Monday, January 7, 2013

Why “Nothing Means Nothing” Means God Almighty (and nothing less)


In the Big Bang everything, all matter, energy, space, and time, came into existence out of nothing.  I am assuming as I write this that readers have perused previous postings where I lay out the evidence supporting this assertion.  I consider that standard definitions are the necessary rule for rational discussion.  By “everything” I mean literally everything that exists, and by “nothing” I mean literal “nothingness,” that is, “nothing what-so-ever.”  Nothingness is an extremely rare commodity.  Indeed nothingness as a commodity (as opposed to an abstract idea) has never, ever, existed except before the beginning of the universe out of nothing.  In fact it is not even linguistically valid to speak of the existence of such nothingness since “nothing,” by definition means “non-existence.”

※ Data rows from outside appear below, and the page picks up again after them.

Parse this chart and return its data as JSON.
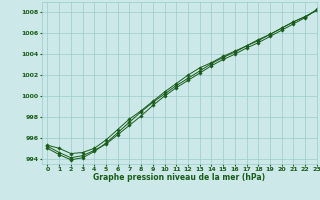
{
  "title": "Graphe pression niveau de la mer (hPa)",
  "bg_color": "#cce8e8",
  "grid_color": "#99cccc",
  "line_color": "#1a5c1a",
  "xlim": [
    -0.5,
    23
  ],
  "ylim": [
    993.5,
    1009.0
  ],
  "yticks": [
    994,
    996,
    998,
    1000,
    1002,
    1004,
    1006,
    1008
  ],
  "xticks": [
    0,
    1,
    2,
    3,
    4,
    5,
    6,
    7,
    8,
    9,
    10,
    11,
    12,
    13,
    14,
    15,
    16,
    17,
    18,
    19,
    20,
    21,
    22,
    23
  ],
  "series1": [
    995.2,
    994.6,
    994.1,
    994.3,
    994.8,
    995.4,
    996.3,
    997.2,
    998.1,
    999.1,
    1000.0,
    1000.8,
    1001.5,
    1002.2,
    1002.9,
    1003.5,
    1004.0,
    1004.6,
    1005.1,
    1005.7,
    1006.3,
    1006.9,
    1007.5,
    1008.3
  ],
  "series2": [
    995.0,
    994.4,
    993.9,
    994.1,
    994.7,
    995.5,
    996.5,
    997.5,
    998.5,
    999.4,
    1000.2,
    1001.0,
    1001.7,
    1002.4,
    1003.1,
    1003.7,
    1004.2,
    1004.8,
    1005.3,
    1005.9,
    1006.5,
    1007.1,
    1007.6,
    1008.2
  ],
  "series3": [
    995.3,
    995.0,
    994.5,
    994.6,
    995.0,
    995.8,
    996.8,
    997.8,
    998.6,
    999.5,
    1000.4,
    1001.2,
    1002.0,
    1002.7,
    1003.2,
    1003.8,
    1004.3,
    1004.8,
    1005.4,
    1005.9,
    1006.5,
    1007.1,
    1007.6,
    1008.2
  ]
}
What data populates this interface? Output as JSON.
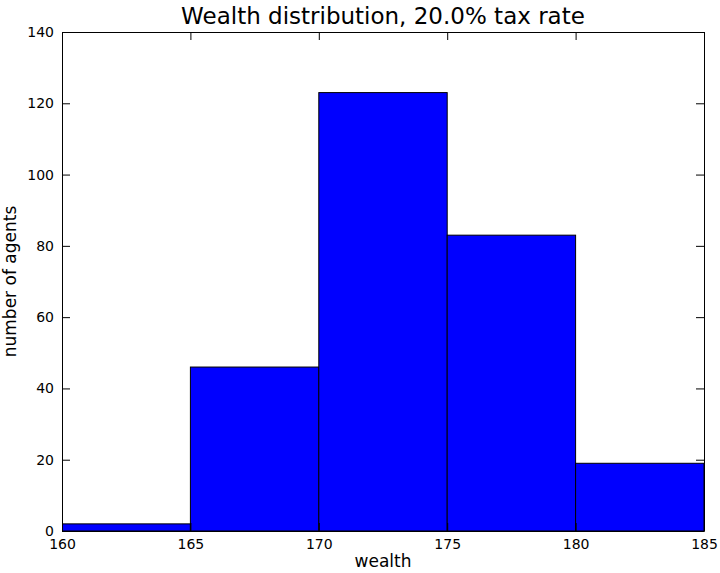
{
  "chart_data": {
    "type": "histogram",
    "title": "Wealth distribution, 20.0% tax rate",
    "x_label": "wealth",
    "y_label": "number of agents",
    "bins": [
      160,
      165,
      170,
      175,
      180,
      185
    ],
    "values": [
      2,
      46,
      123,
      83,
      19
    ],
    "color": "#0000ff",
    "xlim": [
      160,
      185
    ],
    "ylim": [
      0,
      140
    ],
    "xticks": [
      160,
      165,
      170,
      175,
      180,
      185
    ],
    "yticks": [
      0,
      20,
      40,
      60,
      80,
      100,
      120,
      140
    ]
  }
}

Quantum particles are not nothing.  The Higgs bosen is not nothing.  Anti-matter is not nothing (it is instead negatively-charged particles opposite positive ones).  Gravity is not nothing and neither are gravitational fields.  And a vacuum emphatically isn't nothing either since it requires both real boundaries and a field.  These are all EXISTENT entities that require someone (or something) else to account for their respective existences.  Famous names in the scientific arena, Stephen Hawking and Lawrence Krauss, to name the most noted ones, have appealed to one or more of the above list of factors as the cause for the existence of the universe.  But in doing so they are mistakenly appealing to already existing entities in order to account for the existence of anything period.  Every such attempt involves the commission of fundamental categorical philosophical errors.  I recommend to you John Lennox’ book, God and Stephen Hawking (Lion Hudson, 2011,) which is an excellent scholarly rebuttal of Hawking’s fallacious assertions.  Lennox, a professor of both mathematics and the philosophy of science at Oxford University, and also a Christian, has debated a number of leading atheists on these matters. 

To expand on what I stated in my very first sentence above, before the Big Bang there was no matter at all to work with.  Neither was there any energy that could be put to work.  Neither was there any space (arena or field) in which a work could have happened.  Nor was there any time whatsoever prior to the Big Bang in which any chain of events could have taken place.  My atheist, debate counter-part stated in our debate on the existence of God this last December 10, that it is more rational to admit we simply don’t know how the universe came into existence out of nothing than it is to appeal to a so-called “god” to account for our universe.  I emphatically disagree.  Apart from the existence of the four categories I just mentioned, there is no potentiality for science to account for our beginning, even in principle.

It is irrational to believe a universe which came to be, did so out of absolute nothingness.  Since that “nothingness,” however, cannot be denied, it is reasonable, and I argue is rationally required, to believe, as the Bible declares, that the everlasting, almighty, and intelligent God brought all things into existence from outside this cosmos by the power of His own word (Hebrews 11:3).